If something is already proven, then why would you work more on it???

I believe the old story is – true or not – that Thomas Edison tried 3000 different potential filaments when he invented the light bulb. Point is, nobody knows exactly what the answer is for better battery technology and we have to go hunt for it. And this is what the hunt looks like.

The option of not hunting for better battery technology is that we let the Chinese beat us to it, and we’re forced to buy from the Chinese in the future. Not good for the trade deficit.

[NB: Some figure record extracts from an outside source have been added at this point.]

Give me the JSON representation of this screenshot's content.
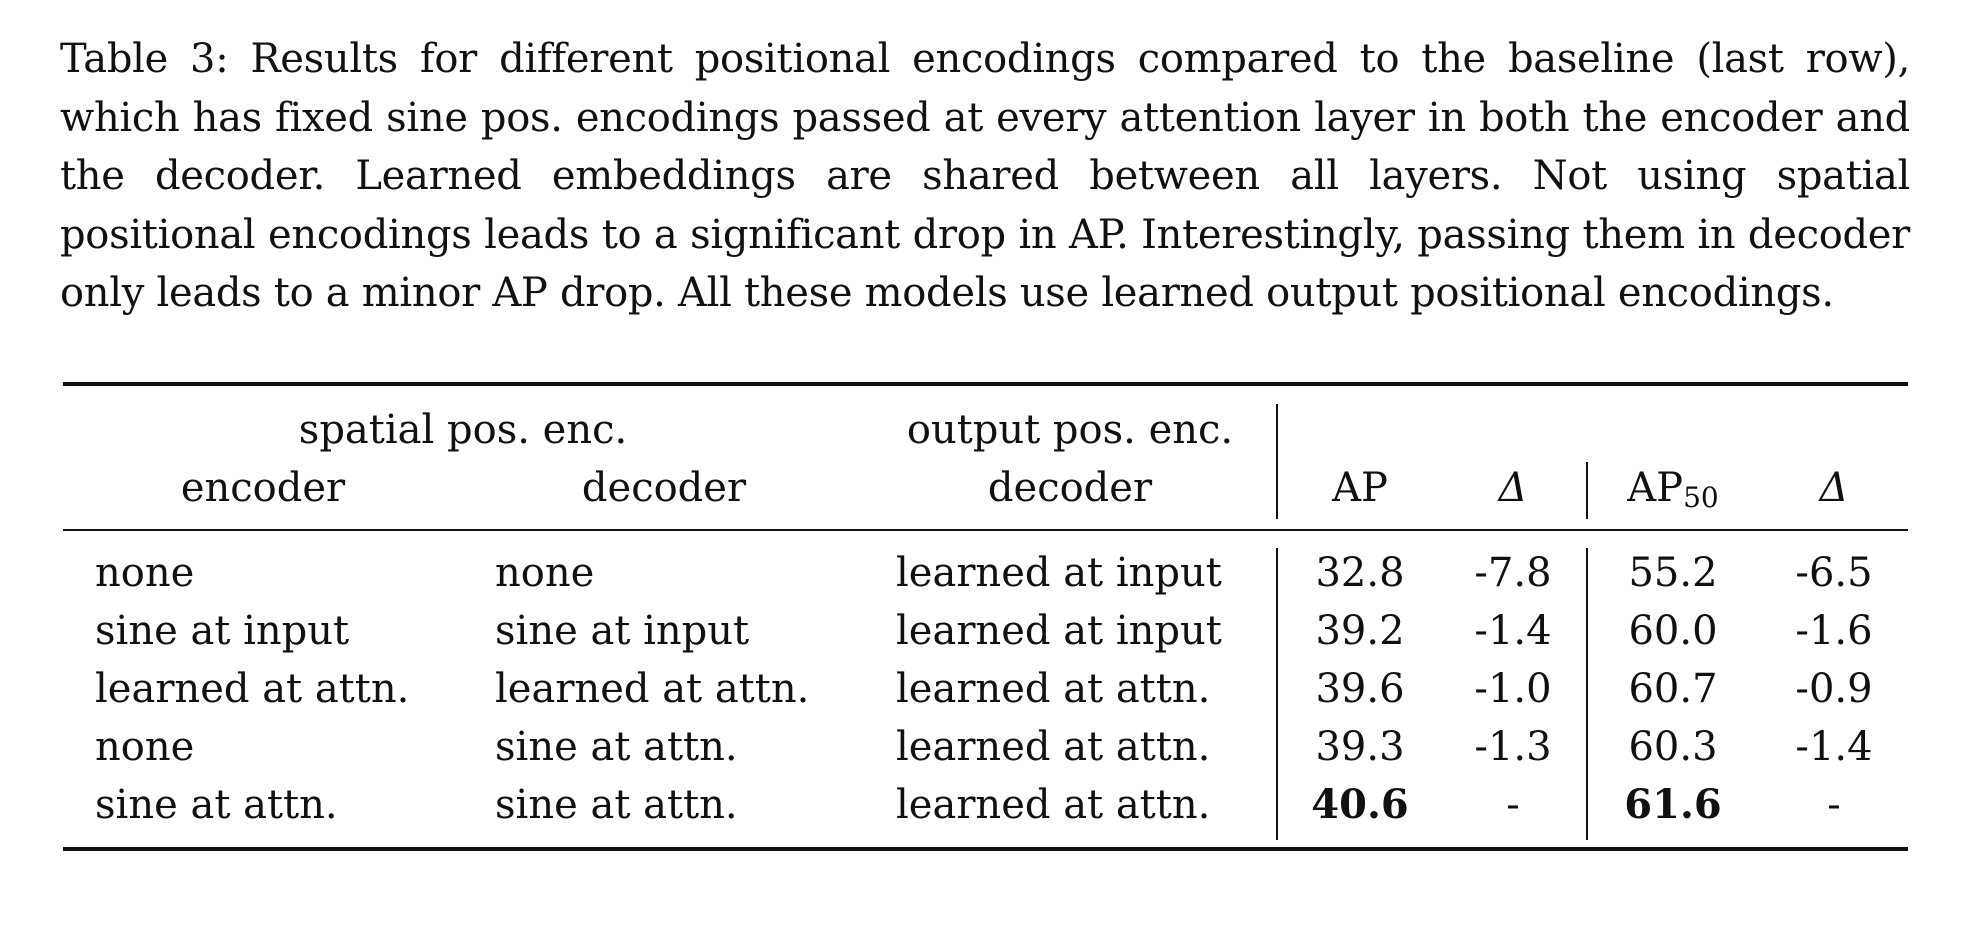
{
  "caption": "Table 3: Results for different positional encodings compared to the baseline (last row), which has fixed sine pos. encodings passed at every attention layer in both the encoder and the decoder. Learned embeddings are shared between all layers. Not using spatial positional encodings leads to a significant drop in AP. Interestingly, passing them in decoder only leads to a minor AP drop. All these models use learned output positional encodings.",
  "header": {
    "group_spatial": "spatial pos. enc.",
    "group_output": "output pos. enc.",
    "encoder": "encoder",
    "decoder": "decoder",
    "out_decoder": "decoder",
    "ap": "AP",
    "delta1": "Δ",
    "ap50_main": "AP",
    "ap50_sub": "50",
    "delta2": "Δ"
  },
  "rows": [
    {
      "encoder": "none",
      "decoder": "none",
      "output": "learned at input",
      "ap": "32.8",
      "d1": "-7.8",
      "ap50": "55.2",
      "d2": "-6.5"
    },
    {
      "encoder": "sine at input",
      "decoder": "sine at input",
      "output": "learned at input",
      "ap": "39.2",
      "d1": "-1.4",
      "ap50": "60.0",
      "d2": "-1.6"
    },
    {
      "encoder": "learned at attn.",
      "decoder": "learned at attn.",
      "output": "learned at attn.",
      "ap": "39.6",
      "d1": "-1.0",
      "ap50": "60.7",
      "d2": "-0.9"
    },
    {
      "encoder": "none",
      "decoder": "sine at attn.",
      "output": "learned at attn.",
      "ap": "39.3",
      "d1": "-1.3",
      "ap50": "60.3",
      "d2": "-1.4"
    },
    {
      "encoder": "sine at attn.",
      "decoder": "sine at attn.",
      "output": "learned at attn.",
      "ap": "40.6",
      "d1": "-",
      "ap50": "61.6",
      "d2": "-"
    }
  ]
}
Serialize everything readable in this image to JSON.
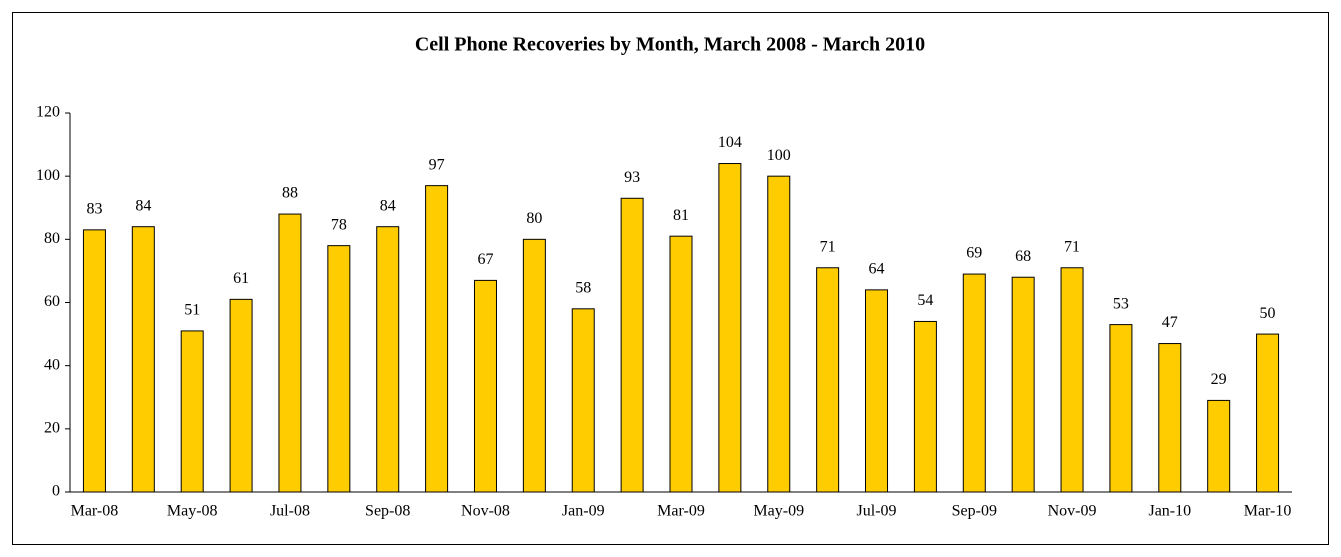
{
  "chart_data": {
    "type": "bar",
    "title": "Cell Phone Recoveries by Month, March 2008 - March 2010",
    "categories": [
      "Mar-08",
      null,
      "May-08",
      null,
      "Jul-08",
      null,
      "Sep-08",
      null,
      "Nov-08",
      null,
      "Jan-09",
      null,
      "Mar-09",
      null,
      "May-09",
      null,
      "Jul-09",
      null,
      "Sep-09",
      null,
      "Nov-09",
      null,
      "Jan-10",
      null,
      "Mar-10"
    ],
    "values": [
      83,
      84,
      51,
      61,
      88,
      78,
      84,
      97,
      67,
      80,
      58,
      93,
      81,
      104,
      100,
      71,
      64,
      54,
      69,
      68,
      71,
      53,
      47,
      29,
      50
    ],
    "color": "#ffcc00",
    "ylim": [
      0,
      120
    ],
    "yticks": [
      0,
      20,
      40,
      60,
      80,
      100,
      120
    ],
    "grid": false
  }
}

Government should Be Very Selective of Whom They Give R&D Money To & Prevent Scams…..I Don’t say To Stop Work On New Chemistry .. The Lithium Ion technology is proven & it works ..Lithium Has More Potential , We should try to make it better …just like Tesla is Doing As We work On New Chemistries .Then if we have a Breakthrough , GReat ! , But it will Take a long time to Develop & To Get it Online and Blend it in , to Replace the Present Chemistry which is Great & Could Get Much Better.. Breakthroughs Can Not Happen Overnight …


AFAIK it’s well documented that Edison — or rather, the people working for him — tried several thousand light bulb designs. That’s how they were able to come up with an actually practical one, unlike the dozen or so that were patented by other people before…


I’m surprised that DOE haven’t been cut like the EPA. Don’t tell Trump


Well, the DoE is responsible for the entire energy system — including coal plants… Indeed they have been trying to instrumentalise the DoE — run by another one of Trump’s cronies — to push the coal agenda. (Unsuccessfully thus far, as far as I know.)

It is indeed surprising though that they haven’t cut the renewables-related research projects…


Trump budget seek 72% cut to DOE clean energy research but the Congress did not approve. Even the GOP realized the importance of minimal funding for research.


FYI… I believe this story was first published at Green Car Congress, not Green Car Reports. The story was published on 18 Sept 2018.

Never the less, thanks for posting this story as I was not aware that this program is being continued. Very exciting news.


The source is what this article is based on, not who run an article on that topic first…


The last thing this government specially this administration is progress on batteries, just look at their track record. Do you really think big oil is going to allow it to happen? Can’t remember the battery company name but in the 90’s Chevron bought the company and patents then immediately close the doors.


Still a missing zero in the number but they are already getting more serious.